If these three organizations had deliberate, written reward strategies, they would be able to develop their pay practices accordingly, rather than leaving pay decisions to well-meaning managers who fall back on their own instincts from previous experiences, or just keep the status quo. With a written rewards strategy, HR would have a blueprint against which to evaluate current practices and to guide new ones. With a written reward strategy, the organization could target certain talent and effectively get and keep the best, while deliberately enabling low contributors to leave voluntarily by NOT putting golden handcuffs on them through guaranteed minimum raises.

Consider:

  • We have marketing strategies because you just can’t make and sell everything to every type of customer through every channel. You have to make choices. We will do this; therefore we will NOT do that.
  • We have finance strategies because you just can’t spend whatever you want and borrow money to do it. You have to make choices. We will spend money on this, not on that. Like value investing, money goes where better returns are expected.

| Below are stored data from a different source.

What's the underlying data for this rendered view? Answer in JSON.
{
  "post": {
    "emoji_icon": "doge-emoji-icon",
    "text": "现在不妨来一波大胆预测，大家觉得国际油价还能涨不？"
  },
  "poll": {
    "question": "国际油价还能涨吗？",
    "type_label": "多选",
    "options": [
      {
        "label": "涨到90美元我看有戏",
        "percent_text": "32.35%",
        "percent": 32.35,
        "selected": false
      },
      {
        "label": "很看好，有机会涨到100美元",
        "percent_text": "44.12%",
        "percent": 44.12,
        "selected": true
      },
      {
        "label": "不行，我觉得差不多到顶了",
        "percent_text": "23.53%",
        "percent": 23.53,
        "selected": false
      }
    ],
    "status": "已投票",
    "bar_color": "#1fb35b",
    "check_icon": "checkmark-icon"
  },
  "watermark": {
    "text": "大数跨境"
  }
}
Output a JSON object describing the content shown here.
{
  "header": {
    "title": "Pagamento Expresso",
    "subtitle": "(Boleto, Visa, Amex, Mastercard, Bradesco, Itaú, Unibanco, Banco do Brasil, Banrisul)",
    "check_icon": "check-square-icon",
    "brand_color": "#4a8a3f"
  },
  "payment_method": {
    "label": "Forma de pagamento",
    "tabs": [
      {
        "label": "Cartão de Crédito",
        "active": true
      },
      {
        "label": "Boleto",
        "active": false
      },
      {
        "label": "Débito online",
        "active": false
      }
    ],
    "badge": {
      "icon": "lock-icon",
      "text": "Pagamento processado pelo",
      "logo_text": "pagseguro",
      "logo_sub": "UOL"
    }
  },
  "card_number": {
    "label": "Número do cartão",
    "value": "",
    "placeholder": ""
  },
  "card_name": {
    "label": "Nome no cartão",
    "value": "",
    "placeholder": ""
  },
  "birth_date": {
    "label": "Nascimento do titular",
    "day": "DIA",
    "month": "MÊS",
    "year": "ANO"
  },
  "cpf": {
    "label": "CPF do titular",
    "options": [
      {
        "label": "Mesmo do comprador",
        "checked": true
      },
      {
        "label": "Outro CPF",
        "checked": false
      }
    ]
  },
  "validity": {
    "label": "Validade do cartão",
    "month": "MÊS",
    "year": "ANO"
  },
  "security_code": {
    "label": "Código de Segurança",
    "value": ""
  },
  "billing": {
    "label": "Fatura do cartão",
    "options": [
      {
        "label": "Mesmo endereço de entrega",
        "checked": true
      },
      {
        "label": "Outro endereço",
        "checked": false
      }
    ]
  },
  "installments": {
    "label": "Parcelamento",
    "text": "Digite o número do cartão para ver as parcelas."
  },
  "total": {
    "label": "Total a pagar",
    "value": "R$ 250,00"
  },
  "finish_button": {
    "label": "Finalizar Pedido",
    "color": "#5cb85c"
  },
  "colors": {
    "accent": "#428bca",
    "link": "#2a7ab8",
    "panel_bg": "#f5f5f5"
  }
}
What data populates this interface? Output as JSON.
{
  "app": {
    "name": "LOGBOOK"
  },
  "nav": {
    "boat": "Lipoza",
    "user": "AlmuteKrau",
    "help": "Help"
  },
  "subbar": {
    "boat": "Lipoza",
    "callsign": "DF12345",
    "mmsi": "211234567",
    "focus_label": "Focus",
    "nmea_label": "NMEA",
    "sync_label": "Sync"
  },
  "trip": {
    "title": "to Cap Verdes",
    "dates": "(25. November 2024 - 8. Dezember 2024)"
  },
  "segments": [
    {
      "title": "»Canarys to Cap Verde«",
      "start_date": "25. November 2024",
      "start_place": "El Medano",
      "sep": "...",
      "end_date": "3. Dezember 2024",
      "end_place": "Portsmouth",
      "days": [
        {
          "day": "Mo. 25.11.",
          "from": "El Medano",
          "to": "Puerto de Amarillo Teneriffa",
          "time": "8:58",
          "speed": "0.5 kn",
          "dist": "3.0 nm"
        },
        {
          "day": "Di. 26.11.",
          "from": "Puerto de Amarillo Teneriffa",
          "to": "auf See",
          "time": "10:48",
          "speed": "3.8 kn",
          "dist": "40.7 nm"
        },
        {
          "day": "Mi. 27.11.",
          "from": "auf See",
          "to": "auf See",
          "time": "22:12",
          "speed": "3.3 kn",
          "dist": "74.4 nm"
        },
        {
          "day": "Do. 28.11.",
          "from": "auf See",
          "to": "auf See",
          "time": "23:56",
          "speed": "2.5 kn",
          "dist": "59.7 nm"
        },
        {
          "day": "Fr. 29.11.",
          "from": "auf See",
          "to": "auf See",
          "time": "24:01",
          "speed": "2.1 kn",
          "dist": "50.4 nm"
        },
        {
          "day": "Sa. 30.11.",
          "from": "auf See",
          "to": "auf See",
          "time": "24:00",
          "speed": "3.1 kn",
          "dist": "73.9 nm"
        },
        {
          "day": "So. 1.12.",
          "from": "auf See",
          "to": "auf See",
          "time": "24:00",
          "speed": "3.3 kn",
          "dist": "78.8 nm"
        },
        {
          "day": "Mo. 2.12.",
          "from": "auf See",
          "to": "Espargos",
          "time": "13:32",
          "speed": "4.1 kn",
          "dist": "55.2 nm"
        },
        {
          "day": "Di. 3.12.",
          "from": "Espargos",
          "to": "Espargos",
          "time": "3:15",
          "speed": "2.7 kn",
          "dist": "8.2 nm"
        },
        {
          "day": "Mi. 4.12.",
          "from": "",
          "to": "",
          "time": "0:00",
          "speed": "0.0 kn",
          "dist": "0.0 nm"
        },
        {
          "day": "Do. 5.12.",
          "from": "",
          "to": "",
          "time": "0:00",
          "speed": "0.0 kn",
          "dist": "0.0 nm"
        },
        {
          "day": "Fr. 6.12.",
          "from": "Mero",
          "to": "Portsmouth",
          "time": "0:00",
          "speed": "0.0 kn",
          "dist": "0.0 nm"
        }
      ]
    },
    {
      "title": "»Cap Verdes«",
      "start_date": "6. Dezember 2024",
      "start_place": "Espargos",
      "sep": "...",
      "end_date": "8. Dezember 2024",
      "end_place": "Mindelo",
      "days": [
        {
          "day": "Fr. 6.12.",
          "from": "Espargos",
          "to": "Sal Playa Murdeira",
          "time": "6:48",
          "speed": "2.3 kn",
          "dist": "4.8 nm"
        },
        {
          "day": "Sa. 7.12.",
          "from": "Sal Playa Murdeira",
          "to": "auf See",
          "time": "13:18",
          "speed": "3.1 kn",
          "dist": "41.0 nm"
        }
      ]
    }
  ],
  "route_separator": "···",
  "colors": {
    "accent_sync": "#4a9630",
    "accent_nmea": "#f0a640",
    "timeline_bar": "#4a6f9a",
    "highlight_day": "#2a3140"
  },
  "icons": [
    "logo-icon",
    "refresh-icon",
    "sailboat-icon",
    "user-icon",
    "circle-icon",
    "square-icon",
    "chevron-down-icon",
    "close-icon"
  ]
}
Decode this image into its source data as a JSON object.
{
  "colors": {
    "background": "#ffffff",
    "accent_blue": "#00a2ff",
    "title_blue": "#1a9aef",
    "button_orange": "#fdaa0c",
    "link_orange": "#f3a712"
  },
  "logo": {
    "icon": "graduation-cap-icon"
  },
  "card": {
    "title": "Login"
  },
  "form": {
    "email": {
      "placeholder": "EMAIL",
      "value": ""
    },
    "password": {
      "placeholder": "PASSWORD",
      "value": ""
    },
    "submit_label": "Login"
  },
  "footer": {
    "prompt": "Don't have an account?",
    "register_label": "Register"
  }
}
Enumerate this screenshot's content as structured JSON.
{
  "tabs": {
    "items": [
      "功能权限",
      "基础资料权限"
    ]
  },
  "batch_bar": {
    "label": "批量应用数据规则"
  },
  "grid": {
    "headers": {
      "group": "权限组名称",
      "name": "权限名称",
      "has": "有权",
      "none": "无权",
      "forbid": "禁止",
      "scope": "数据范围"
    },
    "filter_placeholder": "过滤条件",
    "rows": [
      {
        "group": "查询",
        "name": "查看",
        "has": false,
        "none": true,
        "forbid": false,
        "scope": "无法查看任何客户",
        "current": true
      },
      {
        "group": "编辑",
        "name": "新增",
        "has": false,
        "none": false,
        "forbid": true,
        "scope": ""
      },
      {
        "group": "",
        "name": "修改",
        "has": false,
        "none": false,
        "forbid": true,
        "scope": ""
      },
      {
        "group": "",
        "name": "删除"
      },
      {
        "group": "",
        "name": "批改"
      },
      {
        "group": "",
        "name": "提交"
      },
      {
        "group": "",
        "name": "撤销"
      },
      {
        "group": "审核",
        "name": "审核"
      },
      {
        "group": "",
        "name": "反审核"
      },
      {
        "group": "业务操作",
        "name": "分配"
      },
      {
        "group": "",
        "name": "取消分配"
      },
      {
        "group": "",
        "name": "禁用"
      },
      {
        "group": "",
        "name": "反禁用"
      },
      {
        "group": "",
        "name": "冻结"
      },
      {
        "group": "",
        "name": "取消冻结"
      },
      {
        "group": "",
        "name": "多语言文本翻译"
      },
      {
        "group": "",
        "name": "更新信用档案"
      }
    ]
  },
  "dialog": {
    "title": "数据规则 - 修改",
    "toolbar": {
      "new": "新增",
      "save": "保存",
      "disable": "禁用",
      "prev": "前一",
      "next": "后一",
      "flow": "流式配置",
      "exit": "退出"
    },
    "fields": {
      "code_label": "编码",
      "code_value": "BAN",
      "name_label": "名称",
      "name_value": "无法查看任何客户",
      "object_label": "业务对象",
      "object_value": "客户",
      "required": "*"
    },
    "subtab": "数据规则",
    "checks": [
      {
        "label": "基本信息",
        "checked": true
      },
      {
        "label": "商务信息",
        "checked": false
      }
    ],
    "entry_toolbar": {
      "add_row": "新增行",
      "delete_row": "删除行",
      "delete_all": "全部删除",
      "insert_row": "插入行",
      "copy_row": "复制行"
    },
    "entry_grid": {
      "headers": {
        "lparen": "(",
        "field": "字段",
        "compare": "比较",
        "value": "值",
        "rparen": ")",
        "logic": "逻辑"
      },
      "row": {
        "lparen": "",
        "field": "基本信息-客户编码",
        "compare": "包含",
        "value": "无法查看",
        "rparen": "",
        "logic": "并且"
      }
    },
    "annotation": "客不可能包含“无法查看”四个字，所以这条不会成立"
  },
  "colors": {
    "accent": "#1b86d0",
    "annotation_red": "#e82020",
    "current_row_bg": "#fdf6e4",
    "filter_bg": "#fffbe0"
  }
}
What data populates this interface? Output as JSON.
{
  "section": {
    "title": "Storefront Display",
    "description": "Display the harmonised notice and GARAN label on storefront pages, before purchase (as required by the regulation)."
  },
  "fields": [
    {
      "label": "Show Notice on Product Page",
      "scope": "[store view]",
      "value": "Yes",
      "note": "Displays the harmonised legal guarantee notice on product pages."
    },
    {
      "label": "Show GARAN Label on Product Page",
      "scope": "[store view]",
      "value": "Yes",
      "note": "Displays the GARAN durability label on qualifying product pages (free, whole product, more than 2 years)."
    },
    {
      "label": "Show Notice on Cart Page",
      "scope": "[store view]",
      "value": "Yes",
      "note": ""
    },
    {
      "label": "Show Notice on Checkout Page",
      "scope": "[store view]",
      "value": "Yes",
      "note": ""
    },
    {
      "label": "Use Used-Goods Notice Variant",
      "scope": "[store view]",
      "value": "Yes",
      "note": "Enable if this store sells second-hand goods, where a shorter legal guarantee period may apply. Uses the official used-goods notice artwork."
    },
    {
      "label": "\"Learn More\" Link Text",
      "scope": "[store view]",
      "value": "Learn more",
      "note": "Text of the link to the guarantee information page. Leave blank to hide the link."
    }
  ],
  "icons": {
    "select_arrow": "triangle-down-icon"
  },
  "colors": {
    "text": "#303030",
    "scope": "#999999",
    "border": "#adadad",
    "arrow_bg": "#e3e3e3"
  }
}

Employers need reward strategies to guide overall rewards program design and to guide specific reward decisions, to achieve business objectives and support the talent strategy. You have limited dollars, so you have to make choices. Some types of workers get more and some get less. Within a group, some individuals get more, some get less. There are more than 100 types of specific pay and benefit practices and no organization offers them all; you much select those practices that will have strong appeal to those having the talent you need.

“Now hold it! Marketing and Finance are more important than HR in this company. We are viewed as an administrative function.” For many of you, that’s a fair point. Let me ask you, why is HR viewed as an administrative function? Is it because HR is not allowed to be strategic? Or is it because HR has not brought any strategic ideas to the table? Just asking. Break the mold, shatter the stereotype of the HR profession. Have a talent strategy, and to enable it, have a rewards strategy.

There is a strong case to be made for controlling cost, maximizing efficiency and effectiveness, aligning rewards to business needs, supporting high performance and so on. If others aren’t being strategic about rewards, and you are, you have a chance to outdo them and win the talent you need more successfully than they do.